21 March 2021
Fifth Sunday of Lent
While love may have roots in pleasure, it has the ability to transcend pleasure to stretch towards value. We might initially gravitate towards those who are pleasing to us, whose views with whom we agree, or who fascinate us. Love burrows deeper from an exterior to apprehend another person’s interior. Love eventually begins to touch the shadows, insecurities, naivete, and psychological wounds we would like to hide. We value the other person to enter into their interior messiness of another person.
Our first reading shows that Israel cannot do anything that makes the Lord turn away from a loving gaze. The Israelites struggle to fulfill their side of their covenant partnership. Instead, the Lord declares that their infidelity draws the Lord nearer, nearer to the extent of writing a new covenant upon their hearts. God does not hold their past actions against them, and we can pray to God with the psalmist again for the “joy of your salvation.”
Jesus offers an image of redemptive love in our Gospel passage with the grain of wheat that falls to the ground and dies. What appears to be death and feels that way is only the first part of renewal. Granted, quick categorization of things as ‘death’ or ‘life’ is harmful. A discernment is necessary to understand what pain or harm am I being asked to undertake in loving another. Abuse or unjust systems need to be challenged; it is good that people possess the resources they need to live a truly authentic human life. The dying to self we are meant to undertake is an interior transformation. It is the movement from a self-centered ego, a limited worldview, or a superficial love. It is a love that risks its very itself that is able to enter the messiness of another.

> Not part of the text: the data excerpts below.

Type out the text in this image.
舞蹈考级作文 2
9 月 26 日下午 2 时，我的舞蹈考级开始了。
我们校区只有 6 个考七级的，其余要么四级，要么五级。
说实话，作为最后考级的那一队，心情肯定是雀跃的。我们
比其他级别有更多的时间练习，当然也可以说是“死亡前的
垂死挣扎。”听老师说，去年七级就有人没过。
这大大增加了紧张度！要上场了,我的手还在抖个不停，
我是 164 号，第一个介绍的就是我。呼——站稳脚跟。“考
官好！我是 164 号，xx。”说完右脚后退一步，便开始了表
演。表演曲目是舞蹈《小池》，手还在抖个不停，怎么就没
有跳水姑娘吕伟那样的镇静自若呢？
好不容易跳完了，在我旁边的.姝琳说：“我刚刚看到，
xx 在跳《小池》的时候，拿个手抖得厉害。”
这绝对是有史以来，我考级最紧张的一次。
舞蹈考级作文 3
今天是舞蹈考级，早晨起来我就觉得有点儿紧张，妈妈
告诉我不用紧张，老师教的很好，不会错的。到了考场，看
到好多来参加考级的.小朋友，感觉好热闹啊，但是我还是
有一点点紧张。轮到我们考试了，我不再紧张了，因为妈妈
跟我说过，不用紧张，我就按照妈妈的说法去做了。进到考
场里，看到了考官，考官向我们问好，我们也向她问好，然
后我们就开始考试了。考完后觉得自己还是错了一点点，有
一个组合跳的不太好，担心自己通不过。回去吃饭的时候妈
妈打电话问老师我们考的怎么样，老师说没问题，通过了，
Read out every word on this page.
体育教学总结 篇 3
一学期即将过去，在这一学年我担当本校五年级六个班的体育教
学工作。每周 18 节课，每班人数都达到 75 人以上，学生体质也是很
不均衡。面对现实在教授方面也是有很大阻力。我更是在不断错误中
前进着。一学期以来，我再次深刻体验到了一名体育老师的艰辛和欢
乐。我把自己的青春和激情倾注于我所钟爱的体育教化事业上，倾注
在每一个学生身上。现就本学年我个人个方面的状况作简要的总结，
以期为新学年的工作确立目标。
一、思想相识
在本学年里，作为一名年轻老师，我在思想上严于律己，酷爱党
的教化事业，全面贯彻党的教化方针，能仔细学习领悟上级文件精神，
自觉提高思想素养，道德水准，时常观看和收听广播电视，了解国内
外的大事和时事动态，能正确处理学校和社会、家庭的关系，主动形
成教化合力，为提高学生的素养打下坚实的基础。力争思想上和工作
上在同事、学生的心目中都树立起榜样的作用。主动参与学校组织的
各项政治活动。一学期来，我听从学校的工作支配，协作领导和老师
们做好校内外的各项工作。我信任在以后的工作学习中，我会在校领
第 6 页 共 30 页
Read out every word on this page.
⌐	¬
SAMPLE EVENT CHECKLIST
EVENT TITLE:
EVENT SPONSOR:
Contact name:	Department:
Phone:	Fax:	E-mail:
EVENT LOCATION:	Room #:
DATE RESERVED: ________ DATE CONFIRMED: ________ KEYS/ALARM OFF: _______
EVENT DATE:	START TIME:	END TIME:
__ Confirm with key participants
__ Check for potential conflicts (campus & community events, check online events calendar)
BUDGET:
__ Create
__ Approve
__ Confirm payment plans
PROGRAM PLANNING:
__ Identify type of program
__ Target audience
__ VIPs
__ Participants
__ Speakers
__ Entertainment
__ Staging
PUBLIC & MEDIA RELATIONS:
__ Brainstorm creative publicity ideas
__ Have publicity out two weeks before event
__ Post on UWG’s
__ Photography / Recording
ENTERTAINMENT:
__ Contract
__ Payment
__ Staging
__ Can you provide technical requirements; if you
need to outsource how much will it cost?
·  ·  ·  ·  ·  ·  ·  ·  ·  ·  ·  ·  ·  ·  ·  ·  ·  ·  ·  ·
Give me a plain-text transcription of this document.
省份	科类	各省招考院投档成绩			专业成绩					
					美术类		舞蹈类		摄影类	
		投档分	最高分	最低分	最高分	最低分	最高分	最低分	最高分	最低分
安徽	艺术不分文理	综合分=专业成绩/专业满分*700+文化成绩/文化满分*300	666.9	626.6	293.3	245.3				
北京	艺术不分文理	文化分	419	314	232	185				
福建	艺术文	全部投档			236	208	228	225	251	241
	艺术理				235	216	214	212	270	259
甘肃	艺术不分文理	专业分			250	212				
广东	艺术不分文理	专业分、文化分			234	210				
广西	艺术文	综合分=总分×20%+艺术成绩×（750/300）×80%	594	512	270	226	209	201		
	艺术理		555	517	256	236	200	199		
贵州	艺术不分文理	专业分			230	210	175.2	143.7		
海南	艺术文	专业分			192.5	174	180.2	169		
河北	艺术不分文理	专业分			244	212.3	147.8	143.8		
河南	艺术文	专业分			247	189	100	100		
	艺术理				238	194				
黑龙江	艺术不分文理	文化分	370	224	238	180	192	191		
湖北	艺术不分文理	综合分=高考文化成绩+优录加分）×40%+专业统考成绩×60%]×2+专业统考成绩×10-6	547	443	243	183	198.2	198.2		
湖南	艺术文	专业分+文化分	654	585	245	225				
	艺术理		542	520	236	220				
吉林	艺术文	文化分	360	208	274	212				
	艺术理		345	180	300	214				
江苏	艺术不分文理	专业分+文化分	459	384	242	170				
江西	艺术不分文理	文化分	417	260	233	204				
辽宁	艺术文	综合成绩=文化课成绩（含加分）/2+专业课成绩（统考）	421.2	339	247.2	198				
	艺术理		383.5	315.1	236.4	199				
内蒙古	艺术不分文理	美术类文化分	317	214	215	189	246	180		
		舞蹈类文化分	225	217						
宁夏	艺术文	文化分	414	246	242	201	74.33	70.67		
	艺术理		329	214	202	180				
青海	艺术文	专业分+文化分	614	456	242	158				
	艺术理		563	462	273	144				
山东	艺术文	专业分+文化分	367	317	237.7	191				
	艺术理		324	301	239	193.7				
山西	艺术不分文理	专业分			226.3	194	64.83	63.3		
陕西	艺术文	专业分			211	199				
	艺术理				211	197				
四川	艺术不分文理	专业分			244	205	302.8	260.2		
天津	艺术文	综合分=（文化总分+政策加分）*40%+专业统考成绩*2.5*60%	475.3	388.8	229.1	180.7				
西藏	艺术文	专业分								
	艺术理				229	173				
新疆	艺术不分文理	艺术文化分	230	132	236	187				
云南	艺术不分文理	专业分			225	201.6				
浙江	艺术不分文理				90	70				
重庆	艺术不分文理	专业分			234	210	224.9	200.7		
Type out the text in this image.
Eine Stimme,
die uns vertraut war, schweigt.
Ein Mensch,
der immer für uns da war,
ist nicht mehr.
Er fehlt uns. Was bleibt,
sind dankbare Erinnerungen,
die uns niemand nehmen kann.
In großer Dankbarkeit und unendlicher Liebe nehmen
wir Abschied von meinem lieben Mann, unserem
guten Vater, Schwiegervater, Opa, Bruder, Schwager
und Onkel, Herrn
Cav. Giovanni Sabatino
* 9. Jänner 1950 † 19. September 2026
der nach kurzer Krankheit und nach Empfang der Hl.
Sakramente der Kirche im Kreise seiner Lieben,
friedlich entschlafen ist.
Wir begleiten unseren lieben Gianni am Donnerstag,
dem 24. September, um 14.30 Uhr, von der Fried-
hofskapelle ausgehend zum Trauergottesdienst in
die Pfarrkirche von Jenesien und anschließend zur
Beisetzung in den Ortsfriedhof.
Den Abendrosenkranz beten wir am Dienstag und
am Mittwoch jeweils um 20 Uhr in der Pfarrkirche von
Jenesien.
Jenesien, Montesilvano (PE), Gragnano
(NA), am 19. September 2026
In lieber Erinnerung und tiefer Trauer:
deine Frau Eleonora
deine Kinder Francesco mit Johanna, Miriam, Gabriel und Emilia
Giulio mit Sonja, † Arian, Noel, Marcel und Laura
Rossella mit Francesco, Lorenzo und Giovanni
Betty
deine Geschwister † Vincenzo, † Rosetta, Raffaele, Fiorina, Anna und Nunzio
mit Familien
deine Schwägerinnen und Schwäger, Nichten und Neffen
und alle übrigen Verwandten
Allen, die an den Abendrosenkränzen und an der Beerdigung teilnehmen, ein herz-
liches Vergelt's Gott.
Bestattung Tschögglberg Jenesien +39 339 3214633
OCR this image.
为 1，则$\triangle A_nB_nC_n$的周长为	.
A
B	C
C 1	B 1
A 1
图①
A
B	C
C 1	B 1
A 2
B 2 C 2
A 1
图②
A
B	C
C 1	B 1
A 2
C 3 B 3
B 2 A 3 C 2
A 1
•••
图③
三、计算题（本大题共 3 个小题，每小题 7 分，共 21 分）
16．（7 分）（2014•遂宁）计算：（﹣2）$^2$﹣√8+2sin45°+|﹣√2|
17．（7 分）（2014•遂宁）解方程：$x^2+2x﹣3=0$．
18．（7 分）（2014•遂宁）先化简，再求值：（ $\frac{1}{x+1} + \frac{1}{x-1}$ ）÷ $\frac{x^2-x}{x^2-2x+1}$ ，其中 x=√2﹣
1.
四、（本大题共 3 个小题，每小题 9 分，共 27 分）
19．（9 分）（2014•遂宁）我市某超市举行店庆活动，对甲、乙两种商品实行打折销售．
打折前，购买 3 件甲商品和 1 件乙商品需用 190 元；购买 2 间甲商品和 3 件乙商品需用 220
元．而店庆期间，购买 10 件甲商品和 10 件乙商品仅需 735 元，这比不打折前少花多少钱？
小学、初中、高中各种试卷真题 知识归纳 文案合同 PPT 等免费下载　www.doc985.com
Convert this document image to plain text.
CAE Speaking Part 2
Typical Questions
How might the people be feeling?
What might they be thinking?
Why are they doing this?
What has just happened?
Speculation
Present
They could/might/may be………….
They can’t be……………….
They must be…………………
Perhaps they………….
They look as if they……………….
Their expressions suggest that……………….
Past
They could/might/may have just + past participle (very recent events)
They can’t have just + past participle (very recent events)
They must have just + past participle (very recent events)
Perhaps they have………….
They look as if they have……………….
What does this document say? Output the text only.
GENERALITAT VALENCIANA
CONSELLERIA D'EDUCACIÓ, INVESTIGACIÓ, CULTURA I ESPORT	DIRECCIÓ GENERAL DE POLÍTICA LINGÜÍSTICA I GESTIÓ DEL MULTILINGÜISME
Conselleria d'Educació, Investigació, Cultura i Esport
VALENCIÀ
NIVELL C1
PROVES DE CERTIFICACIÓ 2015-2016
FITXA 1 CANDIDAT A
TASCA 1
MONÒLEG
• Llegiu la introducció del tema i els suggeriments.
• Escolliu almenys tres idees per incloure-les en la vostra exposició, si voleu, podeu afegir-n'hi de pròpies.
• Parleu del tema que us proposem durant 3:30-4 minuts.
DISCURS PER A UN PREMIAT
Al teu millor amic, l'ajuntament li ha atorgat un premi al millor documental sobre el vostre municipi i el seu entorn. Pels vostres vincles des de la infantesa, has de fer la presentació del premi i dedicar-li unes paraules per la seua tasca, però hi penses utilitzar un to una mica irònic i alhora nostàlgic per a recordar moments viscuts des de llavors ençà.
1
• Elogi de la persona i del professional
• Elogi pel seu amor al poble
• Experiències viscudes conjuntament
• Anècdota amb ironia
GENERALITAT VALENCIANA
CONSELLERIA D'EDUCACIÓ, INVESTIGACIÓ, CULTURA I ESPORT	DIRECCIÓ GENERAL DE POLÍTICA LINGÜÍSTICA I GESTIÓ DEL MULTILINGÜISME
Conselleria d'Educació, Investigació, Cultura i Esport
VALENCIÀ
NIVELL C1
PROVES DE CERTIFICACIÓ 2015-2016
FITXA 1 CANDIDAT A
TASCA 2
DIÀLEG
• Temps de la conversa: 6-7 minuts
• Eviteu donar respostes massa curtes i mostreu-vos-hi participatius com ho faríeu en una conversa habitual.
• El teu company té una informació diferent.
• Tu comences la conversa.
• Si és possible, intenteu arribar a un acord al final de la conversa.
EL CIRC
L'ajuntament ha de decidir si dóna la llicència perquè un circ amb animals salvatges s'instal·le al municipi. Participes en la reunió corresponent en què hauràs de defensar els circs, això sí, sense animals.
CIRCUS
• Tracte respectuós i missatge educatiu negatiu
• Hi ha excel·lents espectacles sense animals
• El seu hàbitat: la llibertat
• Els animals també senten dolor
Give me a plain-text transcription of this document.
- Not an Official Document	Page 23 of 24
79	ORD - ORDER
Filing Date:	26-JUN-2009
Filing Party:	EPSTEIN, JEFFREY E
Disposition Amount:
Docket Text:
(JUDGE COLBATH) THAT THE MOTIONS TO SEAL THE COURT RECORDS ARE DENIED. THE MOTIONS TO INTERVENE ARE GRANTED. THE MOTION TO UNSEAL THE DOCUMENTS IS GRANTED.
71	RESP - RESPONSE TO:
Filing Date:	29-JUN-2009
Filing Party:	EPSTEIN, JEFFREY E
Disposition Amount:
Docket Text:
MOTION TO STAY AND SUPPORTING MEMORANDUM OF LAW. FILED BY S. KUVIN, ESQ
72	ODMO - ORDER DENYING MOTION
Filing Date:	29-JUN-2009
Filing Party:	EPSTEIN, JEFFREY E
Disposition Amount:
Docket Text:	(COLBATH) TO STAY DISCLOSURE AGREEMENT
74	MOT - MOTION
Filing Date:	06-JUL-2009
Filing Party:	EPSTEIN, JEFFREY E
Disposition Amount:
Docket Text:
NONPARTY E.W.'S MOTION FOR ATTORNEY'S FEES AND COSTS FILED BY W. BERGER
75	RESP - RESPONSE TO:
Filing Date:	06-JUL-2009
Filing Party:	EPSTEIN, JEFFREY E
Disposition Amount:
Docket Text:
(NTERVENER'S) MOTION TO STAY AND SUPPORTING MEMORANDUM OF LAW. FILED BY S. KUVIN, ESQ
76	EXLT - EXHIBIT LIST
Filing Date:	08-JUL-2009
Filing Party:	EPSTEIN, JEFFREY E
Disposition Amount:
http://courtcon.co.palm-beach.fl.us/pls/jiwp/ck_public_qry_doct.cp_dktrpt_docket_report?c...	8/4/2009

Jesus loves us to enter our lives and our world. In order to love like Christ, we have to receive it first. We have received it in the gift of the sacraments, in our relationships with family and friends, and in the quiet moments of prayer. Lent is an opportunity to remember the ways the Lord has entered our lives, to steep ourselves once again in this fundamental reality. Only then are we able to move out of ourselves towards another like Christ.
Where have I given and received redemptive love during the past year?